Activez enfin les dispositifs de retrait globaux disponibles. StopNCII.org permet, via un système d’empreintes numériques (hash), de demander aux plateformes partenaires de bloquer la diffusion d’images intimes non consenties sans avoir à leur transmettre le fichier lui‑même. Pour les mineurs, le programme « Take It Down » permet un mécanisme similaire. En parallèle, si la législation de votre pays criminalise le partage d’images intimes non consenties , ce qui est le cas dans une part croissante des États européens et aux États‑Unis , déposez plainte au pénal en fournissant l’ensemble des preuves collectées.

8. Accompagnement psychologique et solidarité : sortir de l’isolement

Au‑delà des démarches techniques et juridiques, l’impact psychologique des deepfakes intimes est souvent majeur. Les victimes parlent de honte, de peur permanente d’être reconnues, de perte de contrôle sur leur corps et leur image. Pourtant, elles n’ont rien à se reprocher : la responsabilité incombe uniquement à ceux qui créent, diffusent ou consomment ces contenus. Chercher un soutien psychologique , auprès d’un·e professionnel·le, d’une association de victimes ou d’un groupe de parole , peut aider à sortir de l’isolement et à reconstruire une forme de sécurité intérieure.

Le soutien de l’entourage joue également un rôle déterminant. Croire la personne, éviter les réactions culpabilisantes (« Tu n’aurais pas dû poster ces photos »), l’aider à documenter les faits et à faire les démarches, relayer ses demandes de retrait : ce sont des gestes concrets qui font une grande différence. Dans le cas de mineurs, impliquer rapidement les parents, l’établissement scolaire et les services de protection de l’enfance peut permettre de limiter les dégâts et d’installer un cadre de sécurité.
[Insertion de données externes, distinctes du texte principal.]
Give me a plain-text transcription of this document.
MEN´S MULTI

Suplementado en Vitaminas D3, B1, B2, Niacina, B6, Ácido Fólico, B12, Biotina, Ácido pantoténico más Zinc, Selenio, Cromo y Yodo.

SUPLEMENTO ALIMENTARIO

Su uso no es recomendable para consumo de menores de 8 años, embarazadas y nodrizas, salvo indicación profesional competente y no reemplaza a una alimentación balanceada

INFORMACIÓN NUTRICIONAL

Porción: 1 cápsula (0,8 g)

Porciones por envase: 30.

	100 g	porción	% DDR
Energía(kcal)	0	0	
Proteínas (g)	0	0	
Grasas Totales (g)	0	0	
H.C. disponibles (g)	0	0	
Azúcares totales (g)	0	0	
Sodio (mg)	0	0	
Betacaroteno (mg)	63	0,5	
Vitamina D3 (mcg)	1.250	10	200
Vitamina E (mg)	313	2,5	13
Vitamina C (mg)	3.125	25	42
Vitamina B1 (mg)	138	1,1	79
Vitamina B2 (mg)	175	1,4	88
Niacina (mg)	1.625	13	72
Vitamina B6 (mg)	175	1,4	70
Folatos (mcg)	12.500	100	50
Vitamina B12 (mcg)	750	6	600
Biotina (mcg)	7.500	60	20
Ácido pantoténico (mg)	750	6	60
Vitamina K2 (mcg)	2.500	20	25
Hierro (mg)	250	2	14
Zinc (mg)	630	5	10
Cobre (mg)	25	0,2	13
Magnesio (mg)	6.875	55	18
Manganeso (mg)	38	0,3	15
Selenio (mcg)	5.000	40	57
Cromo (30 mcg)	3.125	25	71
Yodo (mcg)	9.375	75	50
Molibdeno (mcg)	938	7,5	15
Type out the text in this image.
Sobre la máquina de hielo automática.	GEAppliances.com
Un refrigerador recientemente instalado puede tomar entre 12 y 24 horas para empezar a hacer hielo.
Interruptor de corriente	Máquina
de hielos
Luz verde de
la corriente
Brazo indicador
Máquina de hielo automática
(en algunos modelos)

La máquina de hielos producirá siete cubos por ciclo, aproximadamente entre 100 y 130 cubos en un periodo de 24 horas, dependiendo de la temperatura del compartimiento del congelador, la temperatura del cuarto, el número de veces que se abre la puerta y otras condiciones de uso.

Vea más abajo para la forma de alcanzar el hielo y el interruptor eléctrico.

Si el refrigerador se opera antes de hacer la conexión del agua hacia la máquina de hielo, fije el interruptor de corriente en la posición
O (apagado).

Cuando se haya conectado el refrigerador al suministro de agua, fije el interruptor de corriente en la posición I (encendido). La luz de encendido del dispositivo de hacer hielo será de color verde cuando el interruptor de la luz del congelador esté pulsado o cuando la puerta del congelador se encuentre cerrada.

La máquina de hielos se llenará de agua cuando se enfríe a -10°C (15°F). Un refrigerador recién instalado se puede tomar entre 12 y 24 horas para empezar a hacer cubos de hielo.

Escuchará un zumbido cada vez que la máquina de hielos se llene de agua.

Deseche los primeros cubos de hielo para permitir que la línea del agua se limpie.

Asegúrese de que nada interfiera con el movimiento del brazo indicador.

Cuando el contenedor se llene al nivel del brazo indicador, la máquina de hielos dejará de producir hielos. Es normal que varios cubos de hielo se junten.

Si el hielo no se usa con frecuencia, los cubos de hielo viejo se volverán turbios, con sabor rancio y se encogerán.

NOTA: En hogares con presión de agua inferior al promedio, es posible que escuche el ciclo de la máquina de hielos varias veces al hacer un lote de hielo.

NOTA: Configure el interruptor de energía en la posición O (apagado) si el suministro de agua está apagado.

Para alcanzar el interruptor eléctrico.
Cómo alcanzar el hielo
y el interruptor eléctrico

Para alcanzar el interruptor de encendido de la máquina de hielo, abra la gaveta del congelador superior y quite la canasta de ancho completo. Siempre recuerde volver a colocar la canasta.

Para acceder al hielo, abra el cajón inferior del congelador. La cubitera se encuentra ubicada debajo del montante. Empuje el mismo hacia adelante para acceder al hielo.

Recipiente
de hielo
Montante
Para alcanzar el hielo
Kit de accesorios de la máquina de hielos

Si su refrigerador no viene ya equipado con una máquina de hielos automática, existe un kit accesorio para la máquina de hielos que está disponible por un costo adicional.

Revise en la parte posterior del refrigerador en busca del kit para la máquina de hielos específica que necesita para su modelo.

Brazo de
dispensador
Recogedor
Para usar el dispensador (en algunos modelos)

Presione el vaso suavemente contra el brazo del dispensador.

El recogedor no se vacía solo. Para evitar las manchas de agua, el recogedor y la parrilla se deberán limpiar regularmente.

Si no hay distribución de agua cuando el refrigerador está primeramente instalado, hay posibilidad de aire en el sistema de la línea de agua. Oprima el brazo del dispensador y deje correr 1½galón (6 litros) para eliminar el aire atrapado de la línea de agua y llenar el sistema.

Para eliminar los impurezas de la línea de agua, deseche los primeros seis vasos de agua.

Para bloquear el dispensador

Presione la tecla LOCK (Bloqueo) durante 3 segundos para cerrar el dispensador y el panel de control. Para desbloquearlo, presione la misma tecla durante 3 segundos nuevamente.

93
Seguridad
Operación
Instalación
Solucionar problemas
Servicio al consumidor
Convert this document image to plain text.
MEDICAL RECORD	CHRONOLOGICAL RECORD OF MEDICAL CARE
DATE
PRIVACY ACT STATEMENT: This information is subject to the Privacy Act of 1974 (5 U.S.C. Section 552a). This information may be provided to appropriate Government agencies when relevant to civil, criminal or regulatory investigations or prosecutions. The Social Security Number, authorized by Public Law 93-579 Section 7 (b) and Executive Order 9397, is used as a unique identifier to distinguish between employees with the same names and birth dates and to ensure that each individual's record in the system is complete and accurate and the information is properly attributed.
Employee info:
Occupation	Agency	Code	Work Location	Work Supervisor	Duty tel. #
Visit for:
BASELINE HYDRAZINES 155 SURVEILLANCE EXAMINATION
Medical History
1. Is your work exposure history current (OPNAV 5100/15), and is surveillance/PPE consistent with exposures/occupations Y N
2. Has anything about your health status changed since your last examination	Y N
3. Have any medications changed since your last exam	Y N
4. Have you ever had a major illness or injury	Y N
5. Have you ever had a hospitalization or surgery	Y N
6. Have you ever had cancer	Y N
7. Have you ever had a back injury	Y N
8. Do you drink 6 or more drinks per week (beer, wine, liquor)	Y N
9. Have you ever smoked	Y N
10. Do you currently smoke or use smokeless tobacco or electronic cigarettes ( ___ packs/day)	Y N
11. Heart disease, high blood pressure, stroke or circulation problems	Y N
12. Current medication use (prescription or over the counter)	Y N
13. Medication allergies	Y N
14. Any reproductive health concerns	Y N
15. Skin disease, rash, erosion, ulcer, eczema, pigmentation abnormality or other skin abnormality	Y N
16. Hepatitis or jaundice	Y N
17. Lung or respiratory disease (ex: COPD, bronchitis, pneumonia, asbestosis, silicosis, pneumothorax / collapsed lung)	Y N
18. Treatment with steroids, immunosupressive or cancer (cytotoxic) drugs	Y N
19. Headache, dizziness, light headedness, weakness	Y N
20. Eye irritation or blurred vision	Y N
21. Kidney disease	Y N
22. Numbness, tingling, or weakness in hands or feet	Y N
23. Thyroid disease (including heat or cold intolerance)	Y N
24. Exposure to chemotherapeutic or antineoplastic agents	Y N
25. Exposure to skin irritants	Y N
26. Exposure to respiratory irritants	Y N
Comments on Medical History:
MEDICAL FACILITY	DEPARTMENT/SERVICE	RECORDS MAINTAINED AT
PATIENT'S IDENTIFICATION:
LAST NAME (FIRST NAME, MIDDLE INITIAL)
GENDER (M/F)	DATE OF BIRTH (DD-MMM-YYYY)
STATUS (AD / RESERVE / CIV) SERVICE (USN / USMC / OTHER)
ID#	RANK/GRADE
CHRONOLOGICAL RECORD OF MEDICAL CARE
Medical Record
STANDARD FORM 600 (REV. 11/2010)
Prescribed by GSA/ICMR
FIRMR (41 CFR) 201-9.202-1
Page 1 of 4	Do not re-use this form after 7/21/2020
Enfin, la solidarité passe aussi par la réaction collective face aux contenus deepfake intimes, même lorsqu’ils ne nous concernent pas directement. Refuser de cliquer, de partager, de commenter, signaler systématiquement les comptes qui diffusent ces images, soutenir publiquement les victimes , en particulier les femmes publiques ciblées , contribue à inverser la dynamique de banalisation. Protéger son image intime à l’ère des deepfakes est un enjeu individuel, mais c’est aussi un combat culturel et politique.

Les deepfakes intimes cristallisent plusieurs défis de notre époque : la vitesse de diffusion de l’information, l’industrialisation des violences de genre et la difficulté des États à suivre le rythme de l’innovation technologique. Les données récentes montrent une explosion des contenus pornographiques non consentis générés par IA, visant quasi exclusivement des femmes, et un décalage inquiétant entre la gravité des atteintes et la relative indifférence d’une partie du public.

Pour autant, des leviers existent : renforcement des cadres juridiques (TAKE IT DOWN Act, NO FAKES Act, AI Act, lois nationales contre les deepfakes sexuels), pression accrue sur les plateformes, développement d’outils de retrait globaux, montée en puissance des associations et réseaux de soutien. En cultivant une hygiène numérique exigeante, en connaissant ses droits et les procédures disponibles, et en refusant collectivement de consommer ou de banaliser ces contenus, il devient possible de reprendre une part de contrôle sur son image intime , et de défendre un principe essentiel : personne ne devrait voir son corps exploité par une machine sans son consentement.